In distributed message queues, detecting lost messages when all messages should have sequential IDs.

Why XOR Shines in Production

•Streaming-compatible: Can process elements one at a time without storing
•Memory-efficient: Constant space regardless of sequence length
•Overflow-safe: No risk with large sequences
•Parallelizable: XOR is associative, allowing parallel reduction
•Simple to implement: Few lines of code, low bug surface

Interview Tips

This is a common interview problem. Here's how to nail it:

Step 1: Clarify Constraints

"Is the range guaranteed to be [0, n]? Are all numbers distinct? What's the size limit?"

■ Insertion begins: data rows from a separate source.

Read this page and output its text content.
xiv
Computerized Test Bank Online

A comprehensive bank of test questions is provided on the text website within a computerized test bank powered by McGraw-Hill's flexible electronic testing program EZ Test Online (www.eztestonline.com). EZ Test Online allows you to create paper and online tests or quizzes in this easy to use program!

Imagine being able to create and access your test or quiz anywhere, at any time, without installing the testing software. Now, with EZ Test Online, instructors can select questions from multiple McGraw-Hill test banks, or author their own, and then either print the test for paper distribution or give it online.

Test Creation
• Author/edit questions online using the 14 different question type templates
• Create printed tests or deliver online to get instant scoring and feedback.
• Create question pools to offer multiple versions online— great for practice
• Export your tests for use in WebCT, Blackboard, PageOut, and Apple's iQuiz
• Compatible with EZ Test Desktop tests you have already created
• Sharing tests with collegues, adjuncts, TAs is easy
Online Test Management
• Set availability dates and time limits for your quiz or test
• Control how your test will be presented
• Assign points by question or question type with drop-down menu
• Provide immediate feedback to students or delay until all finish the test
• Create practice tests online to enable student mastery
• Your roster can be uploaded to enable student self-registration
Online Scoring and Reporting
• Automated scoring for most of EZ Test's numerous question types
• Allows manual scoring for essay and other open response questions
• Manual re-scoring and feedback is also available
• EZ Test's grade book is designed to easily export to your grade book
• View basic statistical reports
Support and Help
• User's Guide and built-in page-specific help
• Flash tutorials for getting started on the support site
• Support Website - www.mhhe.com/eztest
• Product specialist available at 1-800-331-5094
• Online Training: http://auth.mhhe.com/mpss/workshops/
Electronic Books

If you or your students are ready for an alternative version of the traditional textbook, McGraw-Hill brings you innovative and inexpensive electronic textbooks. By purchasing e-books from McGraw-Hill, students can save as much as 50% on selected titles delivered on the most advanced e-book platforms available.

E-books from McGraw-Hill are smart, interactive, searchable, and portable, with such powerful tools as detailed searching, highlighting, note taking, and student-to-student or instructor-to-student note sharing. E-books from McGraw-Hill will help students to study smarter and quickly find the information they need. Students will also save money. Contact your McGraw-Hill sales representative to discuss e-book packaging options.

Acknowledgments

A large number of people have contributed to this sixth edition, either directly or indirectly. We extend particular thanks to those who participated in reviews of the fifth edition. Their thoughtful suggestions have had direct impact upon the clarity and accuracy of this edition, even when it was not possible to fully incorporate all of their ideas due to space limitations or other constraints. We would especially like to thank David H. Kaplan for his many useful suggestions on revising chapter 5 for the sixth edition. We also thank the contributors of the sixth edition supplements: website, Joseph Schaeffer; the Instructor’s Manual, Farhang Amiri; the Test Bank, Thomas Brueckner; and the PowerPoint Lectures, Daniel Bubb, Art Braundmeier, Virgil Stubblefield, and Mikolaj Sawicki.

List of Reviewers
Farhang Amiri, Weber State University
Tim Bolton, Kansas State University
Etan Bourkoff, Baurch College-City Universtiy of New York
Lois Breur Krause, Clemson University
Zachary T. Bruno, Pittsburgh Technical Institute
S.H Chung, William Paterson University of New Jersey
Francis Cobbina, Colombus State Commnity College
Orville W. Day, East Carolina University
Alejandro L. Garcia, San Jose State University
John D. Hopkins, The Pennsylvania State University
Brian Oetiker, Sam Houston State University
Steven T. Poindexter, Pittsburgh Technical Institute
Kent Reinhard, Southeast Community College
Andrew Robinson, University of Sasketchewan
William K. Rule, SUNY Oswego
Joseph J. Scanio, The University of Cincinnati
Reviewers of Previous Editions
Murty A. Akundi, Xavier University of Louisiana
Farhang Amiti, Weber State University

Step 2: Mention Multiple Approaches

"I can think of hash set (O(n) space), sorting (O(n log n)), sum formula, and XOR. The last two are O(1) space. XOR avoids overflow, so I'll use that."

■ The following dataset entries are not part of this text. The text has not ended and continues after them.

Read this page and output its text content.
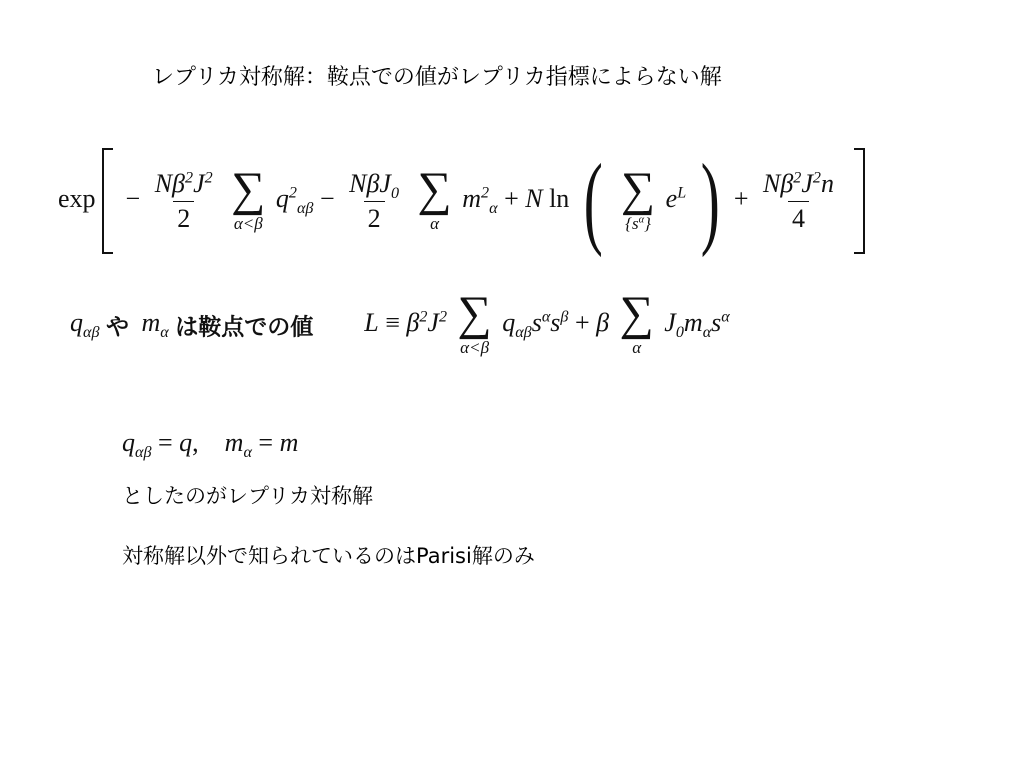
レプリカ対称解：鞍点での値がレプリカ指標によらない解
$\exp - \frac{N\beta^2J^2}{2}$
∑
α<β
$q^2_{\alpha\beta} - \frac{N\beta J_0}{2}$
∑
α
$m^2_\alpha + N$ ln ( ∑
$\{s^\alpha\}$
$e^L$ ) + $\frac{N\beta^2J^2n}{4}$

$q_{\alpha\beta}$ や $m_\alpha$ は鞍点での値 $L \equiv \beta^2J^2$ ∑
α<β
$q_{\alpha\beta}s^\alpha s^\beta + \beta$ ∑
α
$J_0m_\alpha s^\alpha$
$q_{\alpha\beta} = q$,    $m_\alpha = m$
としたのがレプリカ対称解
対称解以外で知られているのはParisi解のみ
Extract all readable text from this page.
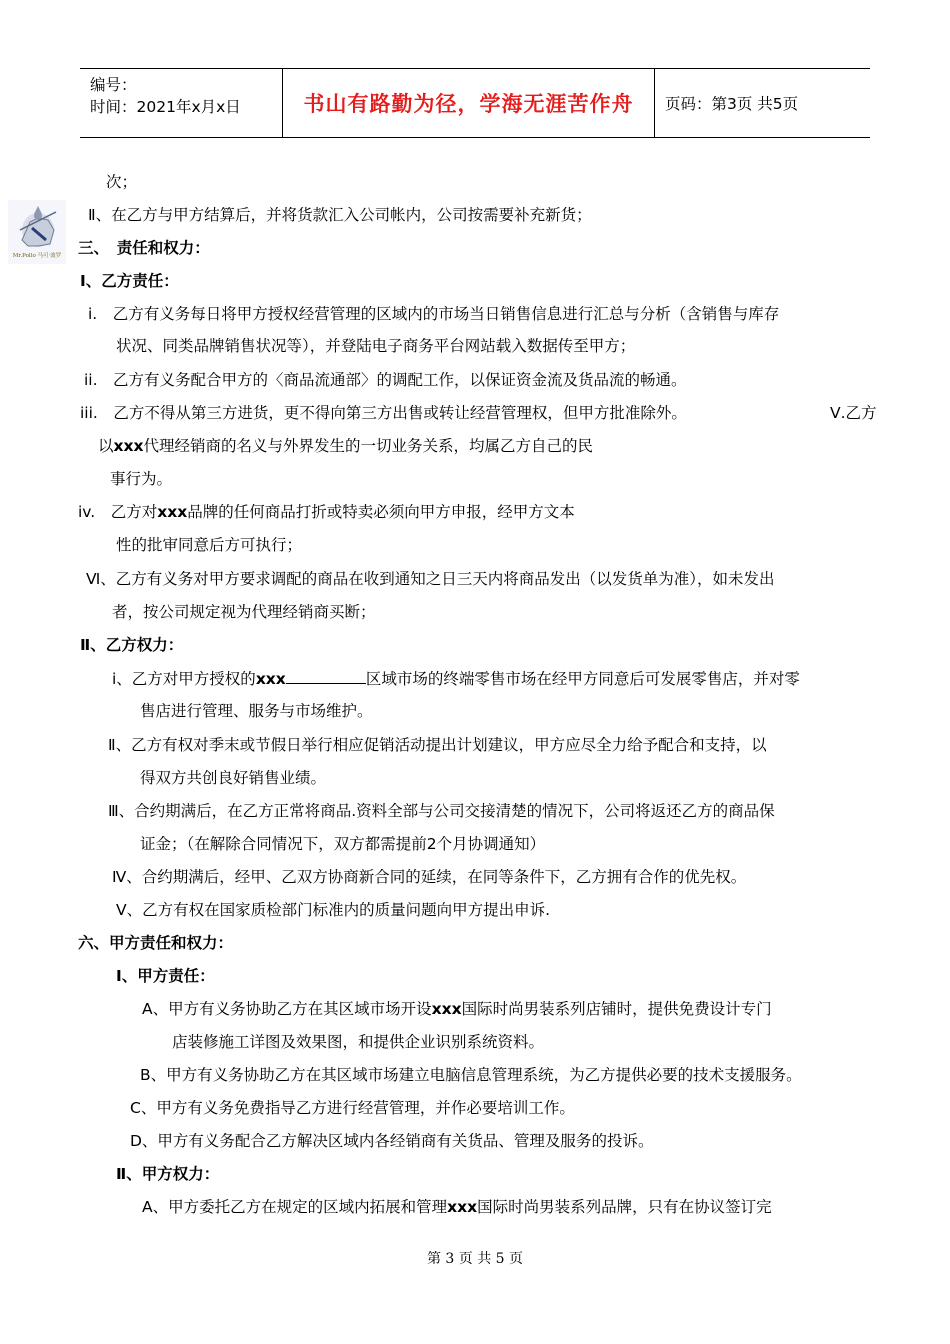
编号：
时间：2021年x月x日	书山有路勤为径，学海无涯苦作舟 页码：第3页 共5页
Mr.Pollo 马可·波罗
次；
Ⅱ、在乙方与甲方结算后，并将货款汇入公司帐内，公司按需要补充新货；
三、　责任和权力：
Ⅰ、乙方责任：
i.　乙方有义务每日将甲方授权经营管理的区域内的市场当日销售信息进行汇总与分析（含销售与库存
状况、同类品牌销售状况等），并登陆电子商务平台网站载入数据传至甲方；
ii.　乙方有义务配合甲方的〈商品流通部〉的调配工作，以保证资金流及货品流的畅通。
iii.　乙方不得从第三方进货，更不得向第三方出售或转让经营管理权，但甲方批准除外。	Ⅴ.乙方
以xxx代理经销商的名义与外界发生的一切业务关系，均属乙方自己的民
事行为。
iv.　乙方对xxx品牌的任何商品打折或特卖必须向甲方申报，经甲方文本
性的批审同意后方可执行；
Ⅵ、乙方有义务对甲方要求调配的商品在收到通知之日三天内将商品发出（以发货单为准），如未发出
者，按公司规定视为代理经销商买断；
Ⅱ、乙方权力：
ⅰ、乙方对甲方授权的xxx	区域市场的终端零售市场在经甲方同意后可发展零售店，并对零
售店进行管理、服务与市场维护。
Ⅱ、乙方有权对季末或节假日举行相应促销活动提出计划建议，甲方应尽全力给予配合和支持，以
得双方共创良好销售业绩。
Ⅲ、合约期满后，在乙方正常将商品.资料全部与公司交接清楚的情况下，公司将返还乙方的商品保
证金；（在解除合同情况下，双方都需提前2个月协调通知）
Ⅳ、合约期满后，经甲、乙双方协商新合同的延续，在同等条件下，乙方拥有合作的优先权。
Ⅴ、乙方有权在国家质检部门标准内的质量问题向甲方提出申诉.
六、甲方责任和权力：
Ⅰ、甲方责任：
A、甲方有义务协助乙方在其区域市场开设xxx国际时尚男装系列店铺时，提供免费设计专门
店装修施工详图及效果图，和提供企业识别系统资料。
B、甲方有义务协助乙方在其区域市场建立电脑信息管理系统，为乙方提供必要的技术支援服务。
C、甲方有义务免费指导乙方进行经营管理，并作必要培训工作。
D、甲方有义务配合乙方解决区域内各经销商有关货品、管理及服务的投诉。
Ⅱ、甲方权力：
A、甲方委托乙方在规定的区域内拓展和管理xxx国际时尚男装系列品牌，只有在协议签订完
第 3 页 共 5 页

Step 3: Explain the Insight

"If I XOR all indices with all elements, present numbers appear twice and cancel. The missing number appears only in the index sequence, so it survives."

Step 4: Handle the n Case

"I initialize with n because indices only go to n-1 but the range includes n."

Step 5: Write Clean Code

def missingNumber(nums):
    result = len(nums)
    for i, num in enumerate(nums):
        result ^= i ^ num
    return result

Step 6: Trace an Example

Walk through [3, 0, 1] → 2

Interviewer's Perspective

Interviewers want to see: (1) knowledge of multiple approaches, (2) ability to analyze trade-offs, (3) understanding of why XOR works, (4) handling of the n edge case, and (5) clean, correct code. Demonstrating all five signals a strong candidate.

Summary

Key Takeaways

•XOR with expected sequence reveals the missing element by canceling present ones
•Initialize with n to handle the case where the missing number is n itself
•Single-pass formula: result ^= i ^ nums[i] for all i
•Complexity: O(n) time, O(1) space — optimal for unsorted inputs
•No overflow risk: XOR operates bit-by-bit, unlike sum formulas
•Extends to variations: Multiple missing numbers, different ranges
•Real applications: Data integrity, sequential ID verification

Module Complete!

You've now mastered the fundamental XOR patterns for detection problems:

Self-Cancellation Property — The mathematical foundation
Find Single Number — The classic single unique element
Find Two Singles — Partitioning by distinguishing bit
Find Missing Number — XOR with expected sequence

These techniques form the core of XOR-based problem solving and appear frequently in interviews and competitive programming. Practice applying them to variations, and they'll become second nature.

Module Complete

Congratulations! You've completed Module 8: XOR Patterns — Finding Missing/Duplicate. You now have a deep, rigorous understanding of how XOR's mathematical properties enable elegant O(1) space solutions for detection problems that seem to require much more.